Gregory Meriweather is ending his Indianapolis mayoral campaign in favor of supporting fellow Democratic candidate Robin Shackleford, he announced Wednesday.
Meriweather reported no campaign contributions for 2022 after announcing his decision to run in late November. At a joint press conference in the City-County Building, he announced support for Shackleford in her attempt to receive the Democratic nomination and unseat incumbent Mayor Joe Hogsett.
“She has the name recognition and political experience needed to lead the city of Indianapolis into a new era of economic growth, safety and diversity,” Meriweather said, adding that he and Shackleford share the same vision for Indianapolis.
Meriweather will essentially be part of the Shackleford campaign team, bringing a “grassroots perspective,” he said at the event. The two candidates’ agendas closely aligned, so “coming together makes sense,” he added.
Both candidates have been running with the hope of becoming the first Black mayor of Indianapolis. Ensuring that an African American candidate was competitive played into Meriweather’s decision to drop out.
“I think we need one viable choice, from my perspective, in the African American community. I think we were kind of saturated from that perspective, but I think that this brings it … to a head where now you have a viable candidate,” Meriweather said Wednesday.
Shackleford called Meriweather’s decision to end his campaign “a turning point in the campaign.”
Aside from Hogsett and Shackleford, three other candidates are vying for the Democratic nomination: Clif Marsiglio, Bob Kern and Larry Vaughn. Vaughn also is Black.
Shackleford, who has represented near east-side District 98 at the Indiana Statehouse for more than a decade, is widely considered to be the strongest Democratic candidate to challenge the incumbent mayor. Shackleford said Wednesday that the crowded primary is indicative that people want change.

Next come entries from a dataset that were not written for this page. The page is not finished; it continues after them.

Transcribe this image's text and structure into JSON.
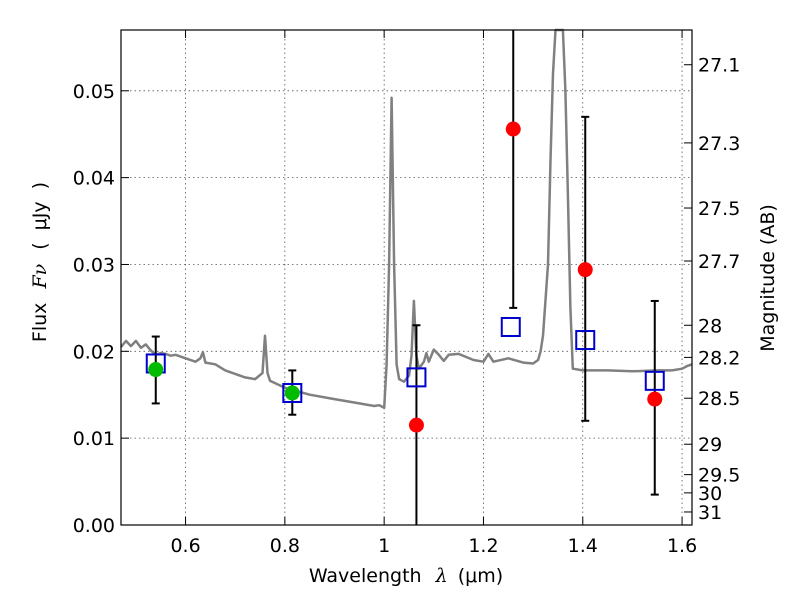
{
  "chart_data": {
    "type": "scatter",
    "xlabel": "Wavelength",
    "xlabel_symbol": "λ",
    "xlabel_unit_open": "(",
    "xlabel_unit": "μm",
    "xlabel_unit_close": ")",
    "ylabel": "Flux",
    "ylabel_symbol": "Fν",
    "ylabel_unit_open": "(",
    "ylabel_unit": "μJy",
    "ylabel_unit_close": ")",
    "y2label": "Magnitude (AB)",
    "xlim": [
      0.47,
      1.62
    ],
    "ylim": [
      0.0,
      0.057
    ],
    "xticks": [
      {
        "v": 0.6,
        "label": "0.6"
      },
      {
        "v": 0.8,
        "label": "0.8"
      },
      {
        "v": 1.0,
        "label": "1"
      },
      {
        "v": 1.2,
        "label": "1.2"
      },
      {
        "v": 1.4,
        "label": "1.4"
      },
      {
        "v": 1.6,
        "label": "1.6"
      }
    ],
    "yticks": [
      {
        "v": 0.0,
        "label": "0.00"
      },
      {
        "v": 0.01,
        "label": "0.01"
      },
      {
        "v": 0.02,
        "label": "0.02"
      },
      {
        "v": 0.03,
        "label": "0.03"
      },
      {
        "v": 0.04,
        "label": "0.04"
      },
      {
        "v": 0.05,
        "label": "0.05"
      }
    ],
    "magnitude_ticks": [
      {
        "v": 0.053,
        "label": "27.1"
      },
      {
        "v": 0.044,
        "label": "27.3"
      },
      {
        "v": 0.0365,
        "label": "27.5"
      },
      {
        "v": 0.0304,
        "label": "27.7"
      },
      {
        "v": 0.023,
        "label": "28"
      },
      {
        "v": 0.0193,
        "label": "28.2"
      },
      {
        "v": 0.0146,
        "label": "28.5"
      },
      {
        "v": 0.0093,
        "label": "29"
      },
      {
        "v": 0.0058,
        "label": "29.5"
      },
      {
        "v": 0.0037,
        "label": "30"
      },
      {
        "v": 0.0015,
        "label": "31"
      }
    ],
    "series": [
      {
        "name": "model_spectrum",
        "kind": "line",
        "color": "#808080",
        "x": [
          0.47,
          0.48,
          0.49,
          0.5,
          0.51,
          0.52,
          0.53,
          0.54,
          0.55,
          0.56,
          0.57,
          0.58,
          0.6,
          0.62,
          0.63,
          0.635,
          0.64,
          0.66,
          0.68,
          0.7,
          0.72,
          0.74,
          0.755,
          0.76,
          0.765,
          0.77,
          0.8,
          0.85,
          0.9,
          0.95,
          0.98,
          0.99,
          1.0,
          1.005,
          1.01,
          1.015,
          1.02,
          1.025,
          1.03,
          1.04,
          1.05,
          1.055,
          1.06,
          1.065,
          1.07,
          1.08,
          1.085,
          1.09,
          1.1,
          1.11,
          1.12,
          1.13,
          1.15,
          1.18,
          1.2,
          1.21,
          1.22,
          1.25,
          1.28,
          1.3,
          1.31,
          1.315,
          1.32,
          1.33,
          1.335,
          1.34,
          1.345,
          1.35,
          1.355,
          1.36,
          1.365,
          1.37,
          1.375,
          1.38,
          1.4,
          1.45,
          1.5,
          1.55,
          1.58,
          1.6,
          1.61,
          1.62
        ],
        "y": [
          0.0205,
          0.0212,
          0.0206,
          0.0212,
          0.0204,
          0.0208,
          0.0201,
          0.0196,
          0.0198,
          0.0197,
          0.0195,
          0.0196,
          0.0192,
          0.0188,
          0.0192,
          0.0199,
          0.0187,
          0.0185,
          0.0178,
          0.0174,
          0.017,
          0.0168,
          0.0175,
          0.0218,
          0.0175,
          0.0166,
          0.0158,
          0.015,
          0.0145,
          0.014,
          0.0137,
          0.0138,
          0.0135,
          0.0185,
          0.03,
          0.0492,
          0.03,
          0.0185,
          0.0168,
          0.0165,
          0.0172,
          0.0195,
          0.0258,
          0.0195,
          0.018,
          0.0188,
          0.0198,
          0.0188,
          0.0202,
          0.0196,
          0.0189,
          0.0196,
          0.0197,
          0.019,
          0.0188,
          0.0197,
          0.0188,
          0.0192,
          0.0187,
          0.0186,
          0.019,
          0.02,
          0.0218,
          0.03,
          0.042,
          0.052,
          0.057,
          0.057,
          0.057,
          0.057,
          0.05,
          0.038,
          0.025,
          0.018,
          0.0178,
          0.0178,
          0.0177,
          0.0178,
          0.0178,
          0.018,
          0.0183,
          0.0185
        ]
      },
      {
        "name": "model_photometry",
        "kind": "open_square",
        "color": "#0000cc",
        "x": [
          0.54,
          0.815,
          1.065,
          1.255,
          1.405,
          1.545
        ],
        "y": [
          0.0186,
          0.0152,
          0.017,
          0.0228,
          0.0213,
          0.0166
        ]
      },
      {
        "name": "observed_hst_optical",
        "kind": "circle",
        "color": "#00bb00",
        "x": [
          0.54,
          0.815
        ],
        "y": [
          0.0179,
          0.0152
        ],
        "yerr_low": [
          0.014,
          0.0127
        ],
        "yerr_high": [
          0.0217,
          0.0178
        ]
      },
      {
        "name": "observed_hst_nir",
        "kind": "circle",
        "color": "#ff0000",
        "x": [
          1.065,
          1.26,
          1.405,
          1.545
        ],
        "y": [
          0.0115,
          0.0456,
          0.0294,
          0.0145
        ],
        "yerr_low": [
          0.0,
          0.025,
          0.012,
          0.0035
        ],
        "yerr_high": [
          0.023,
          0.057,
          0.047,
          0.0258
        ]
      }
    ]
  }
}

Shackleford was also recently endorsed by Jeffrey A. Johnson, senior pastor at Eastern Star Church. The church’s main campus is in her Statehouse district and she’s attended it for several years, she told IBJ on Tuesday.
Shackleford has been critical of Hogsett and the Marion County Democratic Party’s slating process, which she has called discriminatory. The party halted the practice at the beginning of this year. Slating is the process by which election hopefuls agree not to run in a primary if they are not the party’s endorsed candidate.
Seeking to break more than one barrier, Shackleford, 52, would also become the first female mayor in Indianapolis history if she’s elected.